Traditional Hakka Cuisine in Bei Pu (北埔)

Although the majority of Taiwan’s population is comprised of the Han Chinese (myself being one of them!), there is also a very large Hakka population, with the majority living in and around Miaoli, Hsinchu and Kaosiung Counties. One of the most well preserved centers of Hakka culture can be found in Beipu, which is an old town located in the foothills of Hsinchu. (yeah, foothills. I know it’s a strange archaic term but I don’t really know how else to describe it!)

The Hakka people have tried, and been successful in recent times in reviving and establishing a distinct culture for themselves, which of course, includes food! And the food in this town is probably going to be much better than what you would find elsewhere in Taiwan (more authentic, obviously).

On the first day I arrived in Taiwan (at 5am!) my parents and I, along with two of my aunts, my uncle and a cousin of mine (Angela) decided to take a day trip to explore the old town. We made our first stop at a traditional little Hakka restaurant and ordered a ton of things. Most notably, you will find one of the most famous dishes of Hakka cuisine: Ban tiao  (板條). Pictured below, this is essentially a flat rice noodle cut from long sheets of rice noodle paper and can be either served in soup, tossed with some soy sauce, onions, garlic and scallions, and usually pork, or it can fried, with similar items, in addition to some bean sprouts. 
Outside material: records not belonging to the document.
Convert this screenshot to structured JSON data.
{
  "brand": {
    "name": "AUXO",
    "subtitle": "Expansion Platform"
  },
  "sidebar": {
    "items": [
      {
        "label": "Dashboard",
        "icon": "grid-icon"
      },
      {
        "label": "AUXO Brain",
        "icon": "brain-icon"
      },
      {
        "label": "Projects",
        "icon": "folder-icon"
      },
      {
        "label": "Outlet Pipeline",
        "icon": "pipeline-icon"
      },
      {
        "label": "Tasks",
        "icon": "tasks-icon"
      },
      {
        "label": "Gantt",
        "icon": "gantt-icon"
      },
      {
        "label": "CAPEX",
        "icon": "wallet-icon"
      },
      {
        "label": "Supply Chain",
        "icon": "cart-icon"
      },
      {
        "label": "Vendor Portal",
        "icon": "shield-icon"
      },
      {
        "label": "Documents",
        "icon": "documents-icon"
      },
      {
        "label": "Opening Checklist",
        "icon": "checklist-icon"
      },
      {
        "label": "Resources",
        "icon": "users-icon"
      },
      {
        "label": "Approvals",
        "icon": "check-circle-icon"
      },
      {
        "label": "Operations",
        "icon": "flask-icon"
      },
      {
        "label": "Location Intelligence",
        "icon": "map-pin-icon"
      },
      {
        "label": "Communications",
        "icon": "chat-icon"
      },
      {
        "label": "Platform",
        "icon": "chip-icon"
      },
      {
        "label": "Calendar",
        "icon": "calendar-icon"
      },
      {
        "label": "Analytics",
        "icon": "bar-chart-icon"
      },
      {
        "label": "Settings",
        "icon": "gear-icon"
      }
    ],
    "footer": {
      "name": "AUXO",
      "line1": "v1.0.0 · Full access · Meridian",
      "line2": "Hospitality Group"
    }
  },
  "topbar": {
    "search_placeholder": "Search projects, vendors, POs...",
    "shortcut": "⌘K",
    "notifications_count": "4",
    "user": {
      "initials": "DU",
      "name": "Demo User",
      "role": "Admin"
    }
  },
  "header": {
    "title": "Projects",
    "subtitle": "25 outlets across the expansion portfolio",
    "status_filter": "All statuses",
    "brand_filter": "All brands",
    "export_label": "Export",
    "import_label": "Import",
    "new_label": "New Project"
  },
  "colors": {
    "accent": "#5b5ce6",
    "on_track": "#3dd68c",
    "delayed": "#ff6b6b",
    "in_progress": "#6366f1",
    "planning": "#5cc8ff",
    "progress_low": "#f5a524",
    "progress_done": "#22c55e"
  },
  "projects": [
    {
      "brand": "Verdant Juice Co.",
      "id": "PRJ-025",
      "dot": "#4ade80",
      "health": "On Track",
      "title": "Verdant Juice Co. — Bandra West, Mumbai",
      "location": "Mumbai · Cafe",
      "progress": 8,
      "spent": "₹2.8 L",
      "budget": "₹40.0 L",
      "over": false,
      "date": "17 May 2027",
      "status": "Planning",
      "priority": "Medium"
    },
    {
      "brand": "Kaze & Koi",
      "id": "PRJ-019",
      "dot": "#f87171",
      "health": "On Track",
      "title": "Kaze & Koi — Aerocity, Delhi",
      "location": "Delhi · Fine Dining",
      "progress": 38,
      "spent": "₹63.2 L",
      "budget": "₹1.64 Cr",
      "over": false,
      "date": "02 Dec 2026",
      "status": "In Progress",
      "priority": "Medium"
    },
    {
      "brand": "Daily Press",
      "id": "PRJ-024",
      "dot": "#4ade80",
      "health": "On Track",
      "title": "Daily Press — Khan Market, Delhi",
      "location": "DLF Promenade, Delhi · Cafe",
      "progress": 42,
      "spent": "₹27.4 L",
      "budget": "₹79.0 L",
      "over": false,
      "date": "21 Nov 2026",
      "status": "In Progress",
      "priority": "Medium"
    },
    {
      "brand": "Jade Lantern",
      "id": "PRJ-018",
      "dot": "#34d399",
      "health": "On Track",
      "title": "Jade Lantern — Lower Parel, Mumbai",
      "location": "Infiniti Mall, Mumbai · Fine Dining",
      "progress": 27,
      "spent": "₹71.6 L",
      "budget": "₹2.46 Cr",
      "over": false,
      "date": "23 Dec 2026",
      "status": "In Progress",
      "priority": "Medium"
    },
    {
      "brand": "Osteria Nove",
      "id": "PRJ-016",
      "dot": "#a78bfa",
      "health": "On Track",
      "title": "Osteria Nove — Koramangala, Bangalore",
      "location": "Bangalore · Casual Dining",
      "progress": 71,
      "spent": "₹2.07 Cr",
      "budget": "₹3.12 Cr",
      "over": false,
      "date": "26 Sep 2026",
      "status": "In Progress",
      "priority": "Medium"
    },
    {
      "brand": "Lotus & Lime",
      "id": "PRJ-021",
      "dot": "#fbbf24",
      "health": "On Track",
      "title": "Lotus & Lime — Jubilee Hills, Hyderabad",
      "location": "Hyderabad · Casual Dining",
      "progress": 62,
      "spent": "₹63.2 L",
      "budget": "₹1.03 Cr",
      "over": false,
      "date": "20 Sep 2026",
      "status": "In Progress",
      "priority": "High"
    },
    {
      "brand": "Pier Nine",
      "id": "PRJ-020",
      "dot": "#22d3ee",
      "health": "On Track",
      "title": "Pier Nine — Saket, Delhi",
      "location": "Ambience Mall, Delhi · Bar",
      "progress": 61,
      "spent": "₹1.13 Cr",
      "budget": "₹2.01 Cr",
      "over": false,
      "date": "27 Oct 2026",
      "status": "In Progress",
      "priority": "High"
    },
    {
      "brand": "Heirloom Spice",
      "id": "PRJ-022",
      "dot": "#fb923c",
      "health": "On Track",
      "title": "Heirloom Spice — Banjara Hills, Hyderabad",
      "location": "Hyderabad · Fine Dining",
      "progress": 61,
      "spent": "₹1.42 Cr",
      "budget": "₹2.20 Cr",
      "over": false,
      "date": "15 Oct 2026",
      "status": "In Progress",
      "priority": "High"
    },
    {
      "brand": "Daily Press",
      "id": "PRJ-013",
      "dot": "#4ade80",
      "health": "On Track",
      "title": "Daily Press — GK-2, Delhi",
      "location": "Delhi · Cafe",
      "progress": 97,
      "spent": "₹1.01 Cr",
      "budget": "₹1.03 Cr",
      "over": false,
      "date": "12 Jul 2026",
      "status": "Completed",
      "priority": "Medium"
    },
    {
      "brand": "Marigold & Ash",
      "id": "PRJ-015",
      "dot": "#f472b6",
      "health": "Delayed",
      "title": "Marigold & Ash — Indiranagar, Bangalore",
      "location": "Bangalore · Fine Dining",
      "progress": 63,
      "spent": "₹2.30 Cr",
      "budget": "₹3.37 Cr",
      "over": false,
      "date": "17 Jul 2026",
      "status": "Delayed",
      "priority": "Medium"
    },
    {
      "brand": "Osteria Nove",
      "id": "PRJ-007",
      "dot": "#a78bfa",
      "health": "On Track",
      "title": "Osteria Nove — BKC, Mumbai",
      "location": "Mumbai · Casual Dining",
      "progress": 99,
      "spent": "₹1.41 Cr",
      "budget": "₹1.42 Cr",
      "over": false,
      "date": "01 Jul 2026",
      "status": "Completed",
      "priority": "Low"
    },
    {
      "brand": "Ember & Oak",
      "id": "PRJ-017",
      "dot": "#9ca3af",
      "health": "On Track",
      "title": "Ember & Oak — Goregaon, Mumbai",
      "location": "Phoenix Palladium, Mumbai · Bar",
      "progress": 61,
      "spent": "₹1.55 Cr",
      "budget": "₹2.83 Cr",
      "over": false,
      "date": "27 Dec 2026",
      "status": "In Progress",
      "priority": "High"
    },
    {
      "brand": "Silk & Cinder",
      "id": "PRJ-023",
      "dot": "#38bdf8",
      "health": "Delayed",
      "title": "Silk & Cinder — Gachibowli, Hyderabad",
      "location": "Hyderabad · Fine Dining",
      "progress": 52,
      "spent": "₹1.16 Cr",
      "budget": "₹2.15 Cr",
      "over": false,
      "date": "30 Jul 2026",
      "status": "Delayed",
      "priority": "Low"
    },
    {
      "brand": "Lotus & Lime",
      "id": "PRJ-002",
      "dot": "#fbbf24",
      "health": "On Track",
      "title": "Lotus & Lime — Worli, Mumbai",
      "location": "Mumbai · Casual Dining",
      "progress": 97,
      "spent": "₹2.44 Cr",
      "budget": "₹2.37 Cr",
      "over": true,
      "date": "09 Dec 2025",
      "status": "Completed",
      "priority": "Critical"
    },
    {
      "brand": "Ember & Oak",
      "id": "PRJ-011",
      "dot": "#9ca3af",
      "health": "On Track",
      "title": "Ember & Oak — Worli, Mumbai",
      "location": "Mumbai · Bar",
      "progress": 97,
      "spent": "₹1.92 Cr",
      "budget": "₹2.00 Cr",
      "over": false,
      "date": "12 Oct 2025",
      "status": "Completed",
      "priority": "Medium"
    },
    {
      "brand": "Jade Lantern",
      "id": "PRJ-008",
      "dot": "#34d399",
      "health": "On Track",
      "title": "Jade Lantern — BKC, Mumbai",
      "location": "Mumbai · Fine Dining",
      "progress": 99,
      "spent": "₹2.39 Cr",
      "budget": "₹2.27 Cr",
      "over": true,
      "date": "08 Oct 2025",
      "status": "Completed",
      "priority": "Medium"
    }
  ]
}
However, and perhaps even better than the ban tiao is the lei tea (擂茶) that is unique (and probably more complicated!) to any other tea you’ll find on the island. The word “lei” literally means “to grind”, and refers to the process of combining peanuts, sesame seeds, and tea leaves into a fine paste, then combining that paste with a matcha-like tea powder made from a bunch of different herbs and teas. 

Let me tell ya, “grind” was an understatement!  

After seeing a lovely display outside a tea house, we decided to go in for their “DIY” experience.

This “DIY” experience basically means that we (myself and some of my family members) spent 30 minutes using the biggest mortar and pestle that I have ever used to grind this stuff into an edible sticky paste. The point? To enjoy the fruits of our labour, I guess. It was very delicious, and quite healthy too!